For my English-speaking son, French education is a true asset for the future

After living in the UK and then France, Kerry Longhurst made the decision to move to Warsaw in 2010. Despite her British roots, she chose to enroll her son Oskar at the Lycée Français de Varsovie, from which he graduated in 2017. Today, she explains the reasons that led her to choose the LFV and tells us about her son’s experience at the school…

As a British mother, what made you choose the French education system for your child?

I chose the French school because it offers a high level of education and challenges the children to be active learners and responsible young people.

Moreover, French is widely spoken around the world, and going through the French educational system represents a significant advantage in life when you have an international perspective.

Compared to other schools in Warsaw, what convinced you to enroll your son in LFV?

The LFV is both a demanding institution in terms of knowledge, but also a place where multiple nationalities rub shoulders on a daily basis. As such, it is a truly international school.

In addition, the school’s teachers are qualified professionals who are committed to helping students, and whose teachings are of a very high level.

The French Baccalauréat diploma, which is awarded at the end of the curriculum, is also recognized and respected all over the world, including within English-speaking higher education.

What do you consider to be the main assets of the LFV?

I appreciated the fact that both the teachers and the administration were always available to answer my questions or requests, whether they were elementary or more important. They always took the time to explain to me the specificities of the French school system, with which I was not familiar.

As far as the students are concerned, I believe that the teachers treat them with respect and that the teaching methods that are used allow them to cultivate their intellectual curiosity. Furthermore, the progress and evolution of the students really matters to the teaching staff, which is crucial.

What experiences do you think impacted Oskar during his years at the French school?

My son really enjoyed his time at the LFV. There he received a first-rate education and achieved a level of French equivalent to that of a native speaker, which clearly makes him stand out from his peers who went to an English-speaking international school.

My son has also made lifelong friends in high school: his network of friends with whom he is still in contact extends both in Europe and beyond.

Did having French classes impair your son’s ability to speak English?
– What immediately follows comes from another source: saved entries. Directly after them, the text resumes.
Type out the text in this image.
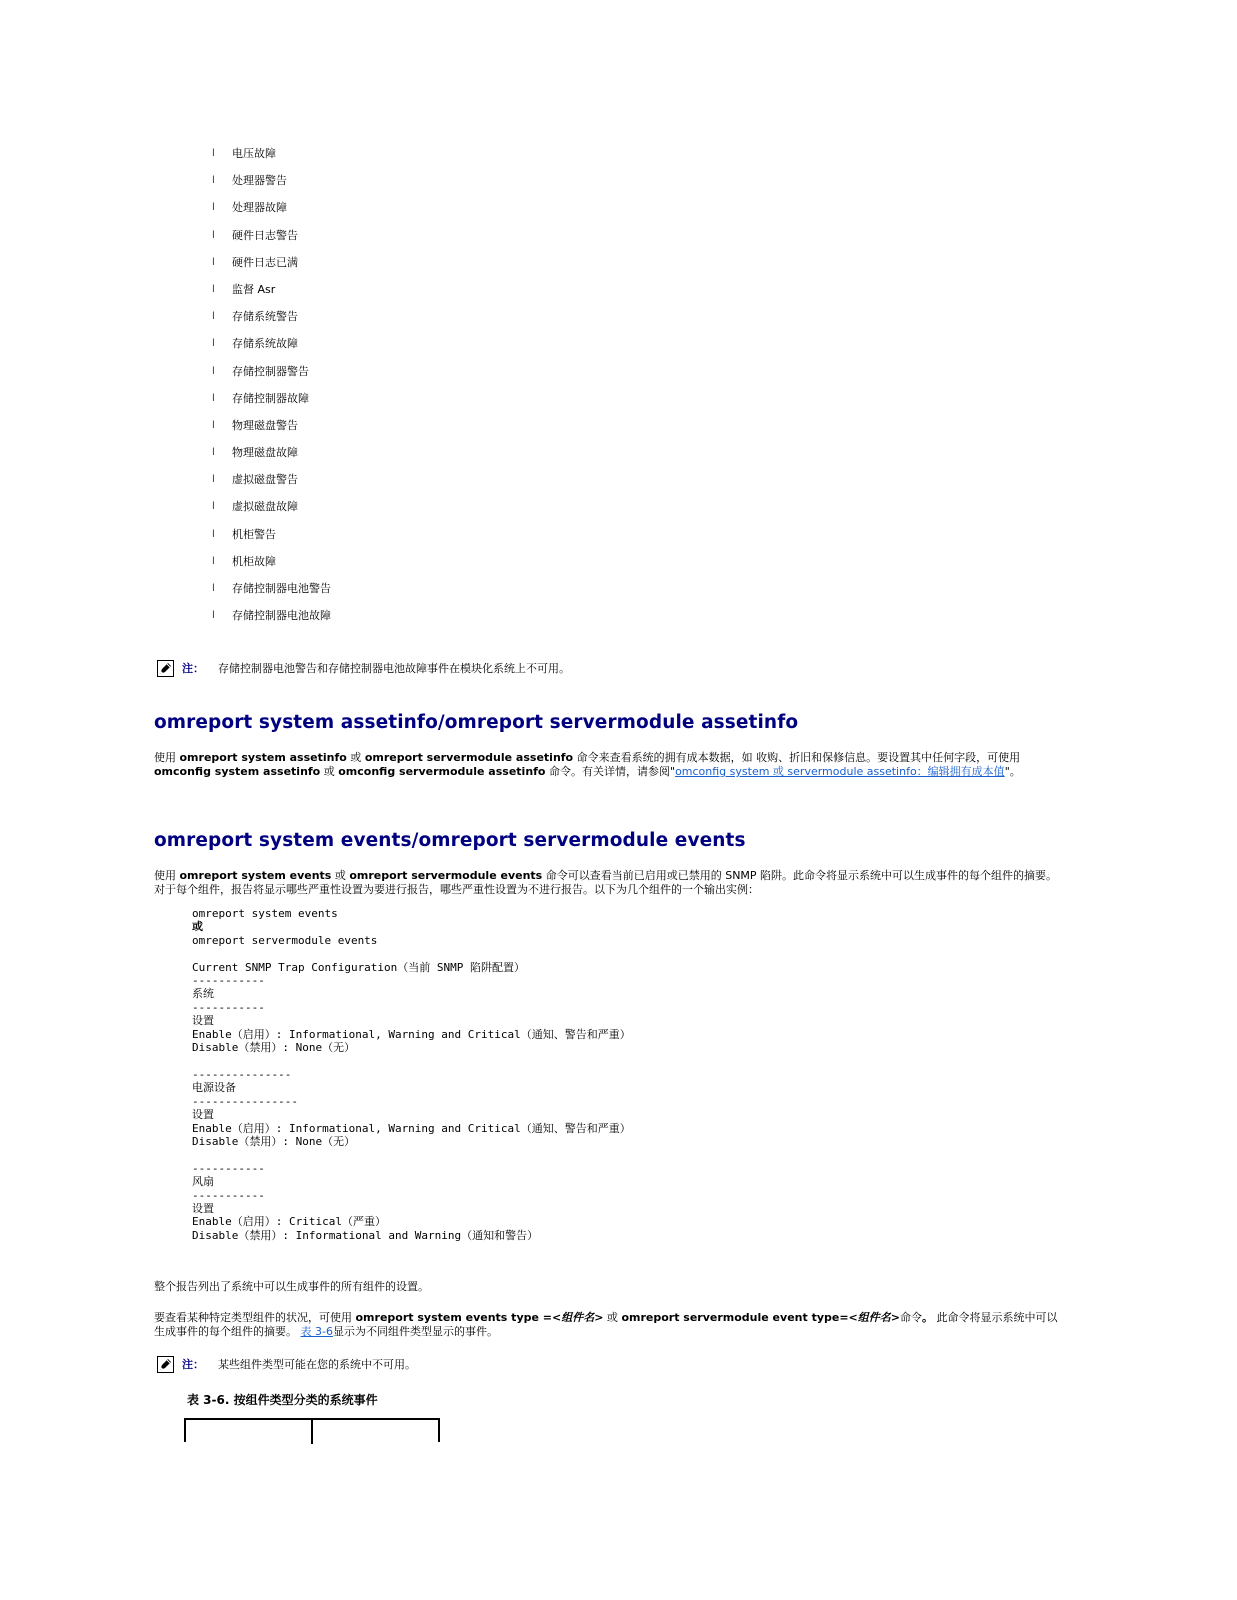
l 电压故障
l 处理器警告
l 处理器故障
l 硬件日志警告
l 硬件日志已满
l 监督 Asr
l 存储系统警告
l 存储系统故障
l 存储控制器警告
l 存储控制器故障
l 物理磁盘警告
l 物理磁盘故障
l 虚拟磁盘警告
l 虚拟磁盘故障
l 机柜警告
l 机柜故障
l 存储控制器电池警告
l 存储控制器电池故障
注： 存储控制器电池警告和存储控制器电池故障事件在模块化系统上不可用。
omreport system assetinfo/omreport servermodule assetinfo

使用 omreport system assetinfo 或 omreport servermodule assetinfo 命令来查看系统的拥有成本数据，如 收购、折旧和保修信息。要设置其中任何字段，可使用
omconfig system assetinfo 或 omconfig servermodule assetinfo 命令。有关详情，请参阅"omconfig system 或 servermodule assetinfo：编辑拥有成本值"。

omreport system events/omreport servermodule events

使用 omreport system events 或 omreport servermodule events 命令可以查看当前已启用或已禁用的 SNMP 陷阱。此命令将显示系统中可以生成事件的每个组件的摘要。对于每个组件，报告将显示哪些严重性设置为要进行报告，哪些严重性设置为不进行报告。以下为几个组件的一个输出实例：

omreport system events
或
omreport servermodule events

Current SNMP Trap Configuration（当前 SNMP 陷阱配置）
-----------
系统
-----------
设置
Enable（启用）: Informational, Warning and Critical（通知、警告和严重）
Disable（禁用）: None（无）

---------------
电源设备
----------------
设置
Enable（启用）: Informational, Warning and Critical（通知、警告和严重）
Disable（禁用）: None（无）

-----------
风扇
-----------
设置
Enable（启用）: Critical（严重）
Disable（禁用）: Informational and Warning（通知和警告）

整个报告列出了系统中可以生成事件的所有组件的设置。

要查看某种特定类型组件的状况，可使用 omreport system events type =<组件名> 或 omreport servermodule event type=<组件名>命令。 此命令将显示系统中可以生成事件的每个组件的摘要。 表 3-6显示为不同组件类型显示的事件。

注： 某些组件类型可能在您的系统中不可用。
表 3-6. 按组件类型分类的系统事件
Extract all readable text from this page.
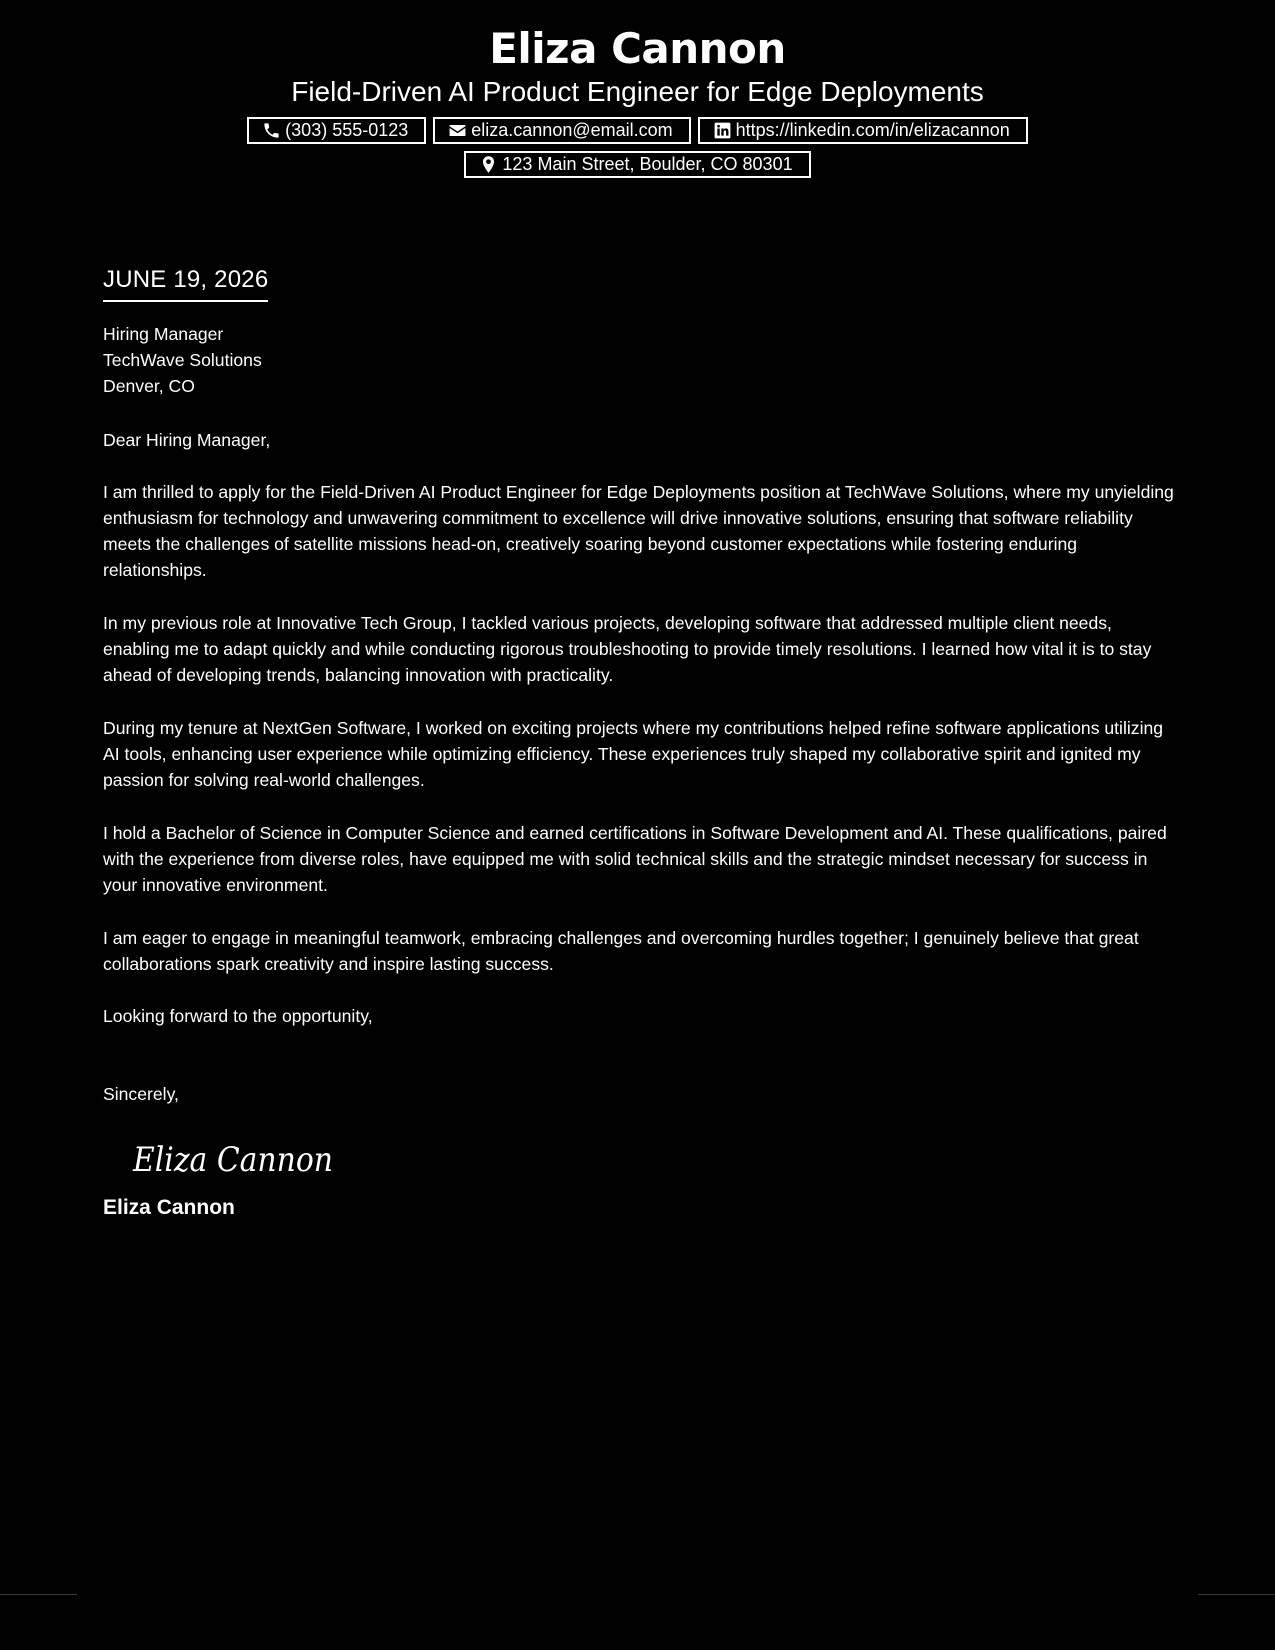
Eliza Cannon
Field-Driven AI Product Engineer for Edge Deployments
(303) 555-0123	eliza.cannon@email.com	https://linkedin.com/in/elizacannon
123 Main Street, Boulder, CO 80301
JUNE 19, 2026
Hiring Manager
TechWave Solutions
Denver, CO
Dear Hiring Manager,

I am thrilled to apply for the Field-Driven AI Product Engineer for Edge Deployments position at TechWave Solutions, where my unyielding enthusiasm for technology and unwavering commitment to excellence will drive innovative solutions, ensuring that software reliability meets the challenges of satellite missions head-on, creatively soaring beyond customer expectations while fostering enduring relationships.

In my previous role at Innovative Tech Group, I tackled various projects, developing software that addressed multiple client needs, enabling me to adapt quickly and while conducting rigorous troubleshooting to provide timely resolutions. I learned how vital it is to stay ahead of developing trends, balancing innovation with practicality.

During my tenure at NextGen Software, I worked on exciting projects where my contributions helped refine software applications utilizing AI tools, enhancing user experience while optimizing efficiency. These experiences truly shaped my collaborative spirit and ignited my passion for solving real-world challenges.

I hold a Bachelor of Science in Computer Science and earned certifications in Software Development and AI. These qualifications, paired with the experience from diverse roles, have equipped me with solid technical skills and the strategic mindset necessary for success in your innovative environment.

I am eager to engage in meaningful teamwork, embracing challenges and overcoming hurdles together; I genuinely believe that great collaborations spark creativity and inspire lasting success.

Looking forward to the opportunity,
Sincerely,
Eliza Cannon
Eliza Cannon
Being taught in French did not affect negatively my son’s English skills. We continued to speak English at home, and he read and watched movies in English and French.

It is also important to know that once he had obtained his Baccalauréat, my son enrolled at the University of Nottingham in the United Kingdom, where he was able to study philosophy without any language difficulties. The University was delighted to be able to welcome a graduate from a French high school.

Would you recommend the LFV to other English-speaking parents who want to enroll their child in an international school? Why?

From my experience and that of other English-speaking families I have met, I can only recommend the LFV.

In my opinion, the teaching is of a good level and the supervision is friendly and motivating.

English-speaking students walk out with a high level of French, which gives them an advantage over those who have developed only English as in most international schools.

The cost of tuition should also be taken into account: the LFV is less expensive than other international schools in Warsaw, which makes it even more worthwhile.